Doch der Energiecharta-Vertrag bewirkt das Gegenteil. Durch ihn bleibt das fossile Geschäft weiterhin hoch lukrativ. Der notwendige Ausstieg wird stark erschwert und mit unkalkulierbaren Kosten belastet.

Der Vertrag erlaubt es Energieunternehmen, Staaten auf Milliarden-Entschädigungen zu verklagen, wenn diese neue Klimaschutzmaßnahmen beschließen. Dabei können die Firmen nicht nur für die Kosten Schadenersatz fordern, die ihnen bereits entstanden sind. Einklagen können sie auch die künftig erwarteten Gewinne, die ihnen nach eigenen Berechnungen entgehen.

Wie hoch das Klagepotenzial in Europa ist, hat der Journalistenverbund "Investigate Europe" letztes Jahr ausgerechnet. 344 Milliarden Euro beträgt demnach der Wert der Öl- und Gasfelder, der Kohlekraftwerke und Kohleminen sowie der Gaskraftwerke, Pipelines und Flüssigerdgas-Terminals in der EU, Großbritannien und der Schweiz, die durch den Energiecharta-Vertrag geschützt werden. Dabei sind die entgangenen künftigen Gewinne noch nicht eingerechnet.

Rechtlich fragwürdig

Privilegiert werden die Unternehmen auch dadurch, dass die Klagen vor internationalen Schiedsgerichten verhandelt werden, eine Art private Paralleljustiz ohne jede Transparenz. Die Verfahren werden vertraulich geführt, die Öffentlichkeit erfährt oft gar nicht, was mit ihren Steuergeldern geschieht.

Und: Laut der Recherche von "Investigate Europe" ist an den Schiedsgerichten ein kleiner Zirkel von Anwält:innen tätig, "die mitunter in den Verfahren mal als Schiedsrichter und mal als Anwalt fossiler Konzerne arbeiten". Zudem sollen Mitarbeitende in der Verwaltung des Energiecharta-Vertrages enge Verbindungen zu fossilen Konzernen pflegen.

Wenig überraschend gehen die meisten Verfahren denn auch zugunsten der Unternehmen aus, wie eine Studie des kanadischen Thinktanks International Institute for Sustainable Development (IISD) kürzlich ergab.

Solange fossilen Geschäften derart weitreichende Vorteile eingeräumt werden, kann es mit dem Klimaschutz bestenfalls im Schneckentempo vorangehen.

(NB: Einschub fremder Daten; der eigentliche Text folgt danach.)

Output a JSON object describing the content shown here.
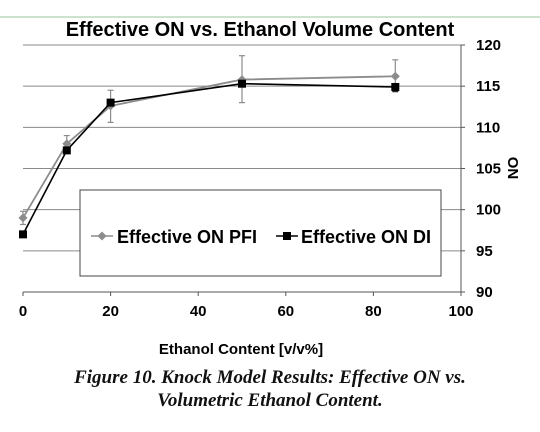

Die umfassende Absicherung, die der ECT dieser Art von wirtschaftlicher Tätigkeit garantiert, setzt einen massiven Anreiz, die Ausbeutung fossiler Brennstoffe fortzuführen – weil damit so einfach und quasi risikolos Geld zu verdienen ist.

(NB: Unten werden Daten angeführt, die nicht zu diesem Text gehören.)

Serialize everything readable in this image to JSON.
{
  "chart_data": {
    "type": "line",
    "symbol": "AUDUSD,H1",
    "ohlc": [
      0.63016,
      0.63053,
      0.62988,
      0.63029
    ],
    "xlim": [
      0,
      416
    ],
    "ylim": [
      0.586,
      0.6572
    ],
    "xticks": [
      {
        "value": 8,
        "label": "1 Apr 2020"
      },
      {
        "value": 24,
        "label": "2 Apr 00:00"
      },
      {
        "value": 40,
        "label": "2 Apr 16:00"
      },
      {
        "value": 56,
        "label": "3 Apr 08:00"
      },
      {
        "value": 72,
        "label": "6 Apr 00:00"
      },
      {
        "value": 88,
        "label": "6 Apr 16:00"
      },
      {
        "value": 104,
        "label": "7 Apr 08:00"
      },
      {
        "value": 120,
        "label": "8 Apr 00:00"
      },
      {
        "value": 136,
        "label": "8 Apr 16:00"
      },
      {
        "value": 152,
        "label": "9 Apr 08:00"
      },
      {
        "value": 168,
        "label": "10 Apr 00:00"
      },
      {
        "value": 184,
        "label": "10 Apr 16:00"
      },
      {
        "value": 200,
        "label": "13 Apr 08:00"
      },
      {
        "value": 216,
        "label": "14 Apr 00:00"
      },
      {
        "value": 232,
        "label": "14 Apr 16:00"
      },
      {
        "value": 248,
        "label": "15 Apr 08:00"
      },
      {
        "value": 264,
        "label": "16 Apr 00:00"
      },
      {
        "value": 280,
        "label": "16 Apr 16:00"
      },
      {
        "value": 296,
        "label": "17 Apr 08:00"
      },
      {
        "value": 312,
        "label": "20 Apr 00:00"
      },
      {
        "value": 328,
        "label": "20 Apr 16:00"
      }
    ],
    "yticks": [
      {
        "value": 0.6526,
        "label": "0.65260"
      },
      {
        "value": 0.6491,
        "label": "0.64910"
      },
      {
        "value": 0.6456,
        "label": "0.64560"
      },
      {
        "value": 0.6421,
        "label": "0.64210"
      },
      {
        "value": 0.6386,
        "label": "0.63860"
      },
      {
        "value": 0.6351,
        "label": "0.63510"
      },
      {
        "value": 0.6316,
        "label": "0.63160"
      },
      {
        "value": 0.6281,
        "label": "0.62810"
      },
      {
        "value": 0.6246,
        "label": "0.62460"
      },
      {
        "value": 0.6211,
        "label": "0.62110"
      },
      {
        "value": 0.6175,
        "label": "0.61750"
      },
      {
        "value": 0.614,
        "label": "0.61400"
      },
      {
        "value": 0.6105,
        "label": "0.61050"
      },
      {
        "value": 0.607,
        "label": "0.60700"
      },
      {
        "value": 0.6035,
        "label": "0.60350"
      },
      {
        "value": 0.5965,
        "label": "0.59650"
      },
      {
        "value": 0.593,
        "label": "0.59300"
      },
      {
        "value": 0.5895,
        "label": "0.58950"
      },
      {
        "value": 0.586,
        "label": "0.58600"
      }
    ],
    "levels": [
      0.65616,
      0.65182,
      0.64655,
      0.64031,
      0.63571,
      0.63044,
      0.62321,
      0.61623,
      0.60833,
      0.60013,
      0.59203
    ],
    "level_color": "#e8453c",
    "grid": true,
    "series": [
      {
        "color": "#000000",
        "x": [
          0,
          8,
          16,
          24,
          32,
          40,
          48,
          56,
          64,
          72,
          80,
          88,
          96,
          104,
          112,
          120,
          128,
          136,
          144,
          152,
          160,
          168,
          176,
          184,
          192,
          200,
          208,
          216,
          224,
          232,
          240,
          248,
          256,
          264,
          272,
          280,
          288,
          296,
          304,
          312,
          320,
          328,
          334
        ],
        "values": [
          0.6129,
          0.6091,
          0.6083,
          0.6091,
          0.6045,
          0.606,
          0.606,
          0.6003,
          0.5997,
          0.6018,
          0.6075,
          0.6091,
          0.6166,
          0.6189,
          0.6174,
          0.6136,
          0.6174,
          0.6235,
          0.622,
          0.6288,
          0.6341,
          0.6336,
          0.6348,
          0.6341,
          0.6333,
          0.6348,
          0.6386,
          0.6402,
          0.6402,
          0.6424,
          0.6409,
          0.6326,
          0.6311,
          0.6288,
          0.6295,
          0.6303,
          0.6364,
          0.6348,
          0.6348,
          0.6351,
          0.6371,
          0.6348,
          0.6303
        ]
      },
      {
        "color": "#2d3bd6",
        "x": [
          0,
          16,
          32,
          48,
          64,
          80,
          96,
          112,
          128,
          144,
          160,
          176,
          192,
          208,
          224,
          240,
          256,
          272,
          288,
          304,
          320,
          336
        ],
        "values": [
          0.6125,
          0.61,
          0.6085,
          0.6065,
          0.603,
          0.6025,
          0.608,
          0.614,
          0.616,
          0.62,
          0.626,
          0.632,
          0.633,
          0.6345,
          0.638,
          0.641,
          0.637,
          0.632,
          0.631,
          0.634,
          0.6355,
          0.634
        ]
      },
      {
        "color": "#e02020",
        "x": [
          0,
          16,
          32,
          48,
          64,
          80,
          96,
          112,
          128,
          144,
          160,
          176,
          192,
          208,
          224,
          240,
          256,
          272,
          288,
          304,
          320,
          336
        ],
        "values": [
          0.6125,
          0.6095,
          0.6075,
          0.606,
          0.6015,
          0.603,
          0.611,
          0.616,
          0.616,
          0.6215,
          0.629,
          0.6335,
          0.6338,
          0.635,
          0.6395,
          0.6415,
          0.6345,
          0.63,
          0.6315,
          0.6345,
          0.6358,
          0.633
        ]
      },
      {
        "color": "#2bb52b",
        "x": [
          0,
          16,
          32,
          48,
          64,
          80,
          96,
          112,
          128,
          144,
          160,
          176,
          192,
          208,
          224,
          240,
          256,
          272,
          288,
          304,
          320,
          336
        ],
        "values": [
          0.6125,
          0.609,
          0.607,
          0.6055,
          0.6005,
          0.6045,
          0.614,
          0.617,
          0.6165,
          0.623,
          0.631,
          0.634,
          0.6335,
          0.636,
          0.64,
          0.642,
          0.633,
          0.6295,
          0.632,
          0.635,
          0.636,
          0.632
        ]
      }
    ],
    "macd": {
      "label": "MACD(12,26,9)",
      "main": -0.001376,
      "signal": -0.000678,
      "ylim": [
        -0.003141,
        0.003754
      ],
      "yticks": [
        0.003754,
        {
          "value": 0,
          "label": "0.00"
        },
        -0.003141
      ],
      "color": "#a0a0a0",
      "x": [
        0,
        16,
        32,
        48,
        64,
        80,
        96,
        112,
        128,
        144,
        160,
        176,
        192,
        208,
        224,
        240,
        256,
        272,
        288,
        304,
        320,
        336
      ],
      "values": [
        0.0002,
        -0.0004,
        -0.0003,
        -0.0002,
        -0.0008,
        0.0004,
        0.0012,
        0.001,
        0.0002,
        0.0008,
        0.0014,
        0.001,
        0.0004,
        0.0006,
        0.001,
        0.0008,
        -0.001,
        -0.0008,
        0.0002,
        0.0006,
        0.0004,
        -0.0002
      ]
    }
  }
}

Schon vor 30 Jahren, als der Energiecharta-Vertrag entstand, war diese überproportionale Privilegierung für Geschäfte mit Kohle, Öl und Erdgas fragwürdig. In Zeiten der Klimakrise ist sie unverantwortlich.

Das Verursacherprinzip gebietet es, die fossilen Energieunternehmen für die exorbitanten Kosten heranzuziehen, die durch ihr Geschäftsmodell entstehen, statt sie durch Investitionsschutz-Verträge wie den ECT noch weiter zu fördern.